Let $B$ be a Brownian motion. We want to define $$ \int_{0}^{t} B_{s} dB_{s} : = \lim_{n \to \infty } \sum_{k = 1}^{2^{n}t} B_{\frac{k-1}{2^{n}}}[ B_{\frac{k}{2^{n}}} - B_{\frac{k-1}{2^{n}}}]. $$
To do this we notice that $$ B_{t}^{2} =\sum_{k = 1}^{2^{n}t} [ B_{\frac{k}{2^{n}}} - B_{\frac{k-1}{2^{n}}}]^{2} = 2 \sum_{k = 1}^{2^{n}t} B_{\frac{k-1}{2^{n}}}[ B_{\frac{k}{2^{n}}} - B_{\frac{k-1}{2^{n}}}] + \sum_{k=1}^{2^{n}t} [ B_{\frac{k}{2^{n}}} - B_{\frac{k-1}{2^{n}}}]^{2} . $$
Now let $$ S_{n} = \sum_{k=1}^{2^{n}t} [ B_{\frac{k}{2^{n}}} - B_{\frac{k-1}{2^{n}}}]^{2}. $$
From the definition of the Brownian motion, for all $ n $, $ \mathbb{E} [ S_{n} ] = t $ and $ \mathrm{Var}(S_{n}) = 0 $, hence $ S_{n} $ converges in probability to $ t $.

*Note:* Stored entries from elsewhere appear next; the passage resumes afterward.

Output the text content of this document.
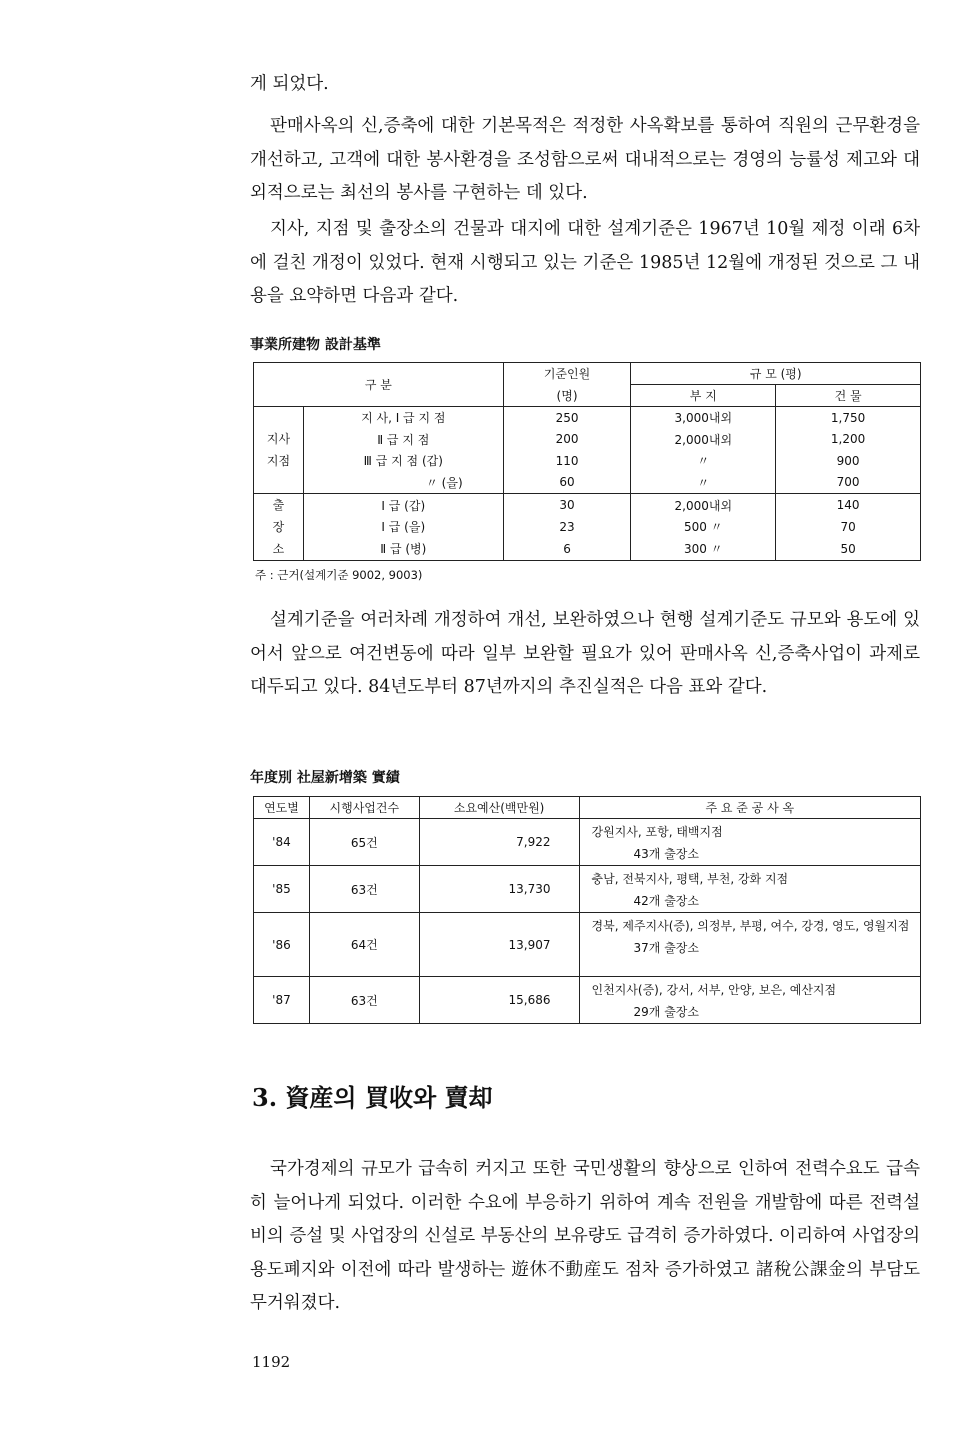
게 되었다.

판매사옥의 신,증축에 대한 기본목적은 적정한 사옥확보를 통하여 직원의 근무환경을 개선하고, 고객에 대한 봉사환경을 조성함으로써 대내적으로는 경영의 능률성 제고와 대외적으로는 최선의 봉사를 구현하는 데 있다.

지사, 지점 및 출장소의 건물과 대지에 대한 설계기준은 1967년 10월 제정 이래 6차에 걸친 개정이 있었다. 현재 시행되고 있는 기준은 1985년 12월에 개정된 것으로 그 내용을 요약하면 다음과 같다.

事業所建物 設計基準
구 분		기준인원	규 모 (평)	
		(명)	부 지	건 물
지사
지점	지 사, Ⅰ 급 지 점	250	3,000내외	1,750
	Ⅱ 급 지 점	200	2,000내외	1,200
	Ⅲ 급 지 점 (갑)	110	〃	900
	〃 (을)	60	〃	700
출
장
소	Ⅰ 급 (갑)	30	2,000내외	140
	Ⅰ 급 (을)	23	500 〃	70
	Ⅱ 급 (병)	6	300 〃	50
주 : 근거(설계기준 9002, 9003)

설계기준을 여러차례 개정하여 개선, 보완하였으나 현행 설계기준도 규모와 용도에 있어서 앞으로 여건변동에 따라 일부 보완할 필요가 있어 판매사옥 신,증축사업이 과제로 대두되고 있다. 84년도부터 87년까지의 추진실적은 다음 표와 같다.

年度別 社屋新增築 實績
연도별	시행사업건수	소요예산(백만원)	주 요 준 공 사 옥
'84	65건	7,922	강원지사, 포항, 태백지점
43개 출장소

'85	63건	13,730	충남, 전북지사, 평택, 부천, 강화 지점
42개 출장소

'86	64건	13,907	경북, 제주지사(증), 의정부, 부평, 여수, 강경, 영도, 영월지점
37개 출장소

'87	63건	15,686	인천지사(증), 강서, 서부, 안양, 보은, 예산지점
29개 출장소
3. 資産의 買收와 賣却

국가경제의 규모가 급속히 커지고 또한 국민생활의 향상으로 인하여 전력수요도 급속히 늘어나게 되었다. 이러한 수요에 부응하기 위하여 계속 전원을 개발함에 따른 전력설비의 증설 및 사업장의 신설로 부동산의 보유량도 급격히 증가하였다. 이리하여 사업장의 용도폐지와 이전에 따라 발생하는 遊休不動産도 점차 증가하였고 諸稅公課金의 부담도 무거워졌다.

1192
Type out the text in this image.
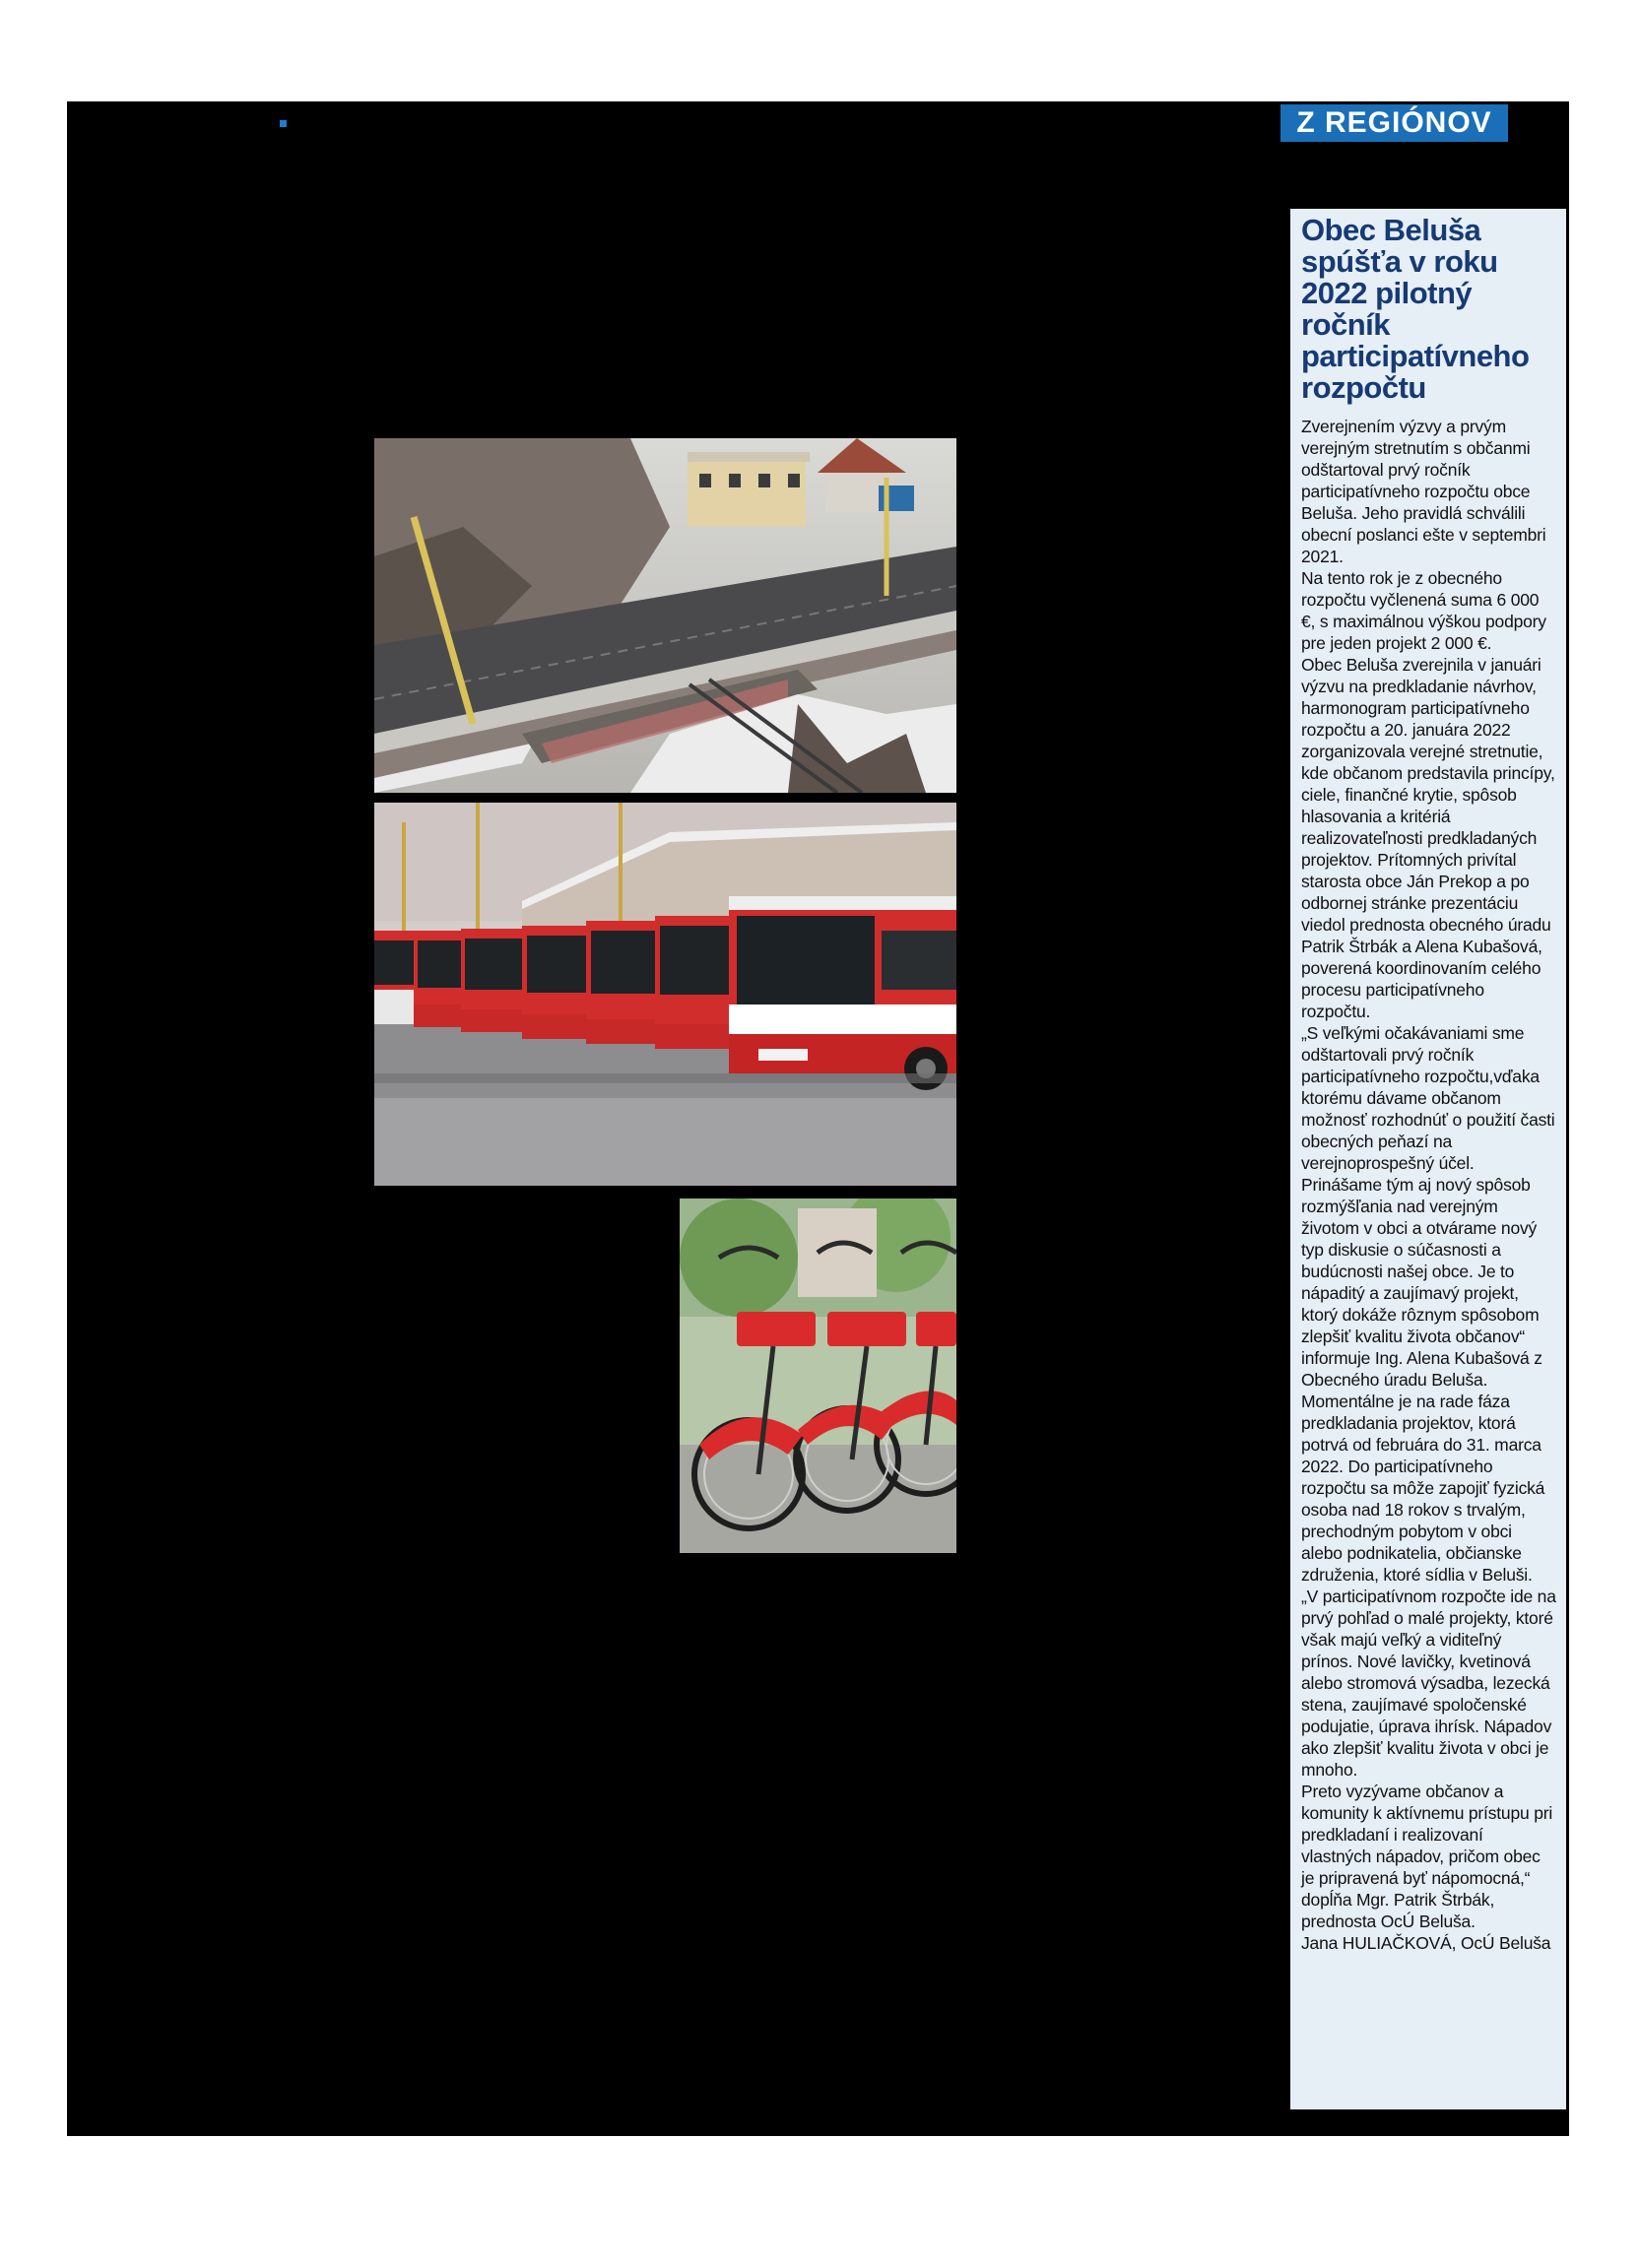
Z REGIÓNOV
Obec Beluša spúšťa v roku 2022 pilotný ročník participatívneho rozpočtu

Zverejnením výzvy a prvým verejným stretnutím s občanmi odštartoval prvý ročník participatívneho rozpočtu obce Beluša. Jeho pravidlá schválili obecní poslanci ešte v septembri 2021.

Na tento rok je z obecného rozpočtu vyčlenená suma 6 000 €, s maximálnou výškou podpory pre jeden projekt 2 000 €.

Obec Beluša zverejnila v januári výzvu na predkladanie návrhov, harmonogram participatívneho rozpočtu a 20. januára 2022 zorganizovala verejné stretnutie, kde občanom predstavila princípy, ciele, finančné krytie, spôsob hlasovania a kritériá realizovateľnosti predkladaných projektov. Prítomných privítal starosta obce Ján Prekop a po odbornej stránke prezentáciu viedol prednosta obecného úradu Patrik Štrbák a Alena Kubašová, poverená koordinovaním celého procesu participatívneho rozpočtu.

„S veľkými očakávaniami sme odštartovali prvý ročník participatívneho rozpočtu,vďaka ktorému dávame občanom možnosť rozhodnúť o použití časti obecných peňazí na verejnoprospešný účel. Prinášame tým aj nový spôsob rozmýšľania nad verejným životom v obci a otvárame nový typ diskusie o súčasnosti a budúcnosti našej obce. Je to nápaditý a zaujímavý projekt, ktorý dokáže rôznym spôsobom zlepšiť kvalitu života občanov“ informuje Ing. Alena Kubašová z Obecného úradu Beluša.

Momentálne je na rade fáza predkladania projektov, ktorá potrvá od februára do 31. marca 2022. Do participatívneho rozpočtu sa môže zapojiť fyzická osoba nad 18 rokov s trvalým, prechodným pobytom v obci alebo podnikatelia, občianske združenia, ktoré sídlia v Beluši.

„V participatívnom rozpočte ide na prvý pohľad o malé projekty, ktoré však majú veľký a viditeľný prínos. Nové lavičky, kvetinová alebo stromová výsadba, lezecká stena, zaujímavé spoločenské podujatie, úprava ihrísk. Nápadov ako zlepšiť kvalitu života v obci je mnoho.

Preto vyzývame občanov a komunity k aktívnemu prístupu pri predkladaní i realizovaní vlastných nápadov, pričom obec je pripravená byť nápomocná,“ dopĺňa Mgr. Patrik Štrbák, prednosta OcÚ Beluša.

Jana HULIAČKOVÁ, OcÚ Beluša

Thus the first limits exists and we get also (unsurprisingly if one knows Ito's formula) that $$ \int_{0}^{t} B_{s} dB_{s} = \frac{B^{2}_{t}}{2} - \frac{t}{2}. $$
Now let $e(t,B_{t'})$ for $t' \leq t$, which we will indicate from now on as $e_{t}$, be a function such that is path wise continuous in $t$ and such that is non-anticipating, i.e., is only depends on Brownian motion up to the time $t$. Notice that this implies that $e_{\frac{k-1}{2^{n}}}$ is independent from $[ B_{\frac{k}{2^{n}}} - B_{\frac{k-1}{2^{n}}}]$.
In the same fashion as before I want to define $$ \int_{0}^{t} e_{s} dB_{s} : = \lim_{n \to \infty } \sum_{k = 1}^{2^{n}t} e_{\frac{k-1}{2^{n}}}[ B_{\frac{k}{2^{n}}} - B_{\frac{k-1}{2^{n}}}]. $$
My question is that I am trying to replicate the proof above in order to prove that the limit exists but everyone of my attempts have failed.
The problem for me is that in this case I do not have the a posteriori knowledge due to Ito's formula that I have used in the previous prove also because I know nothing about the smoothness of $e$.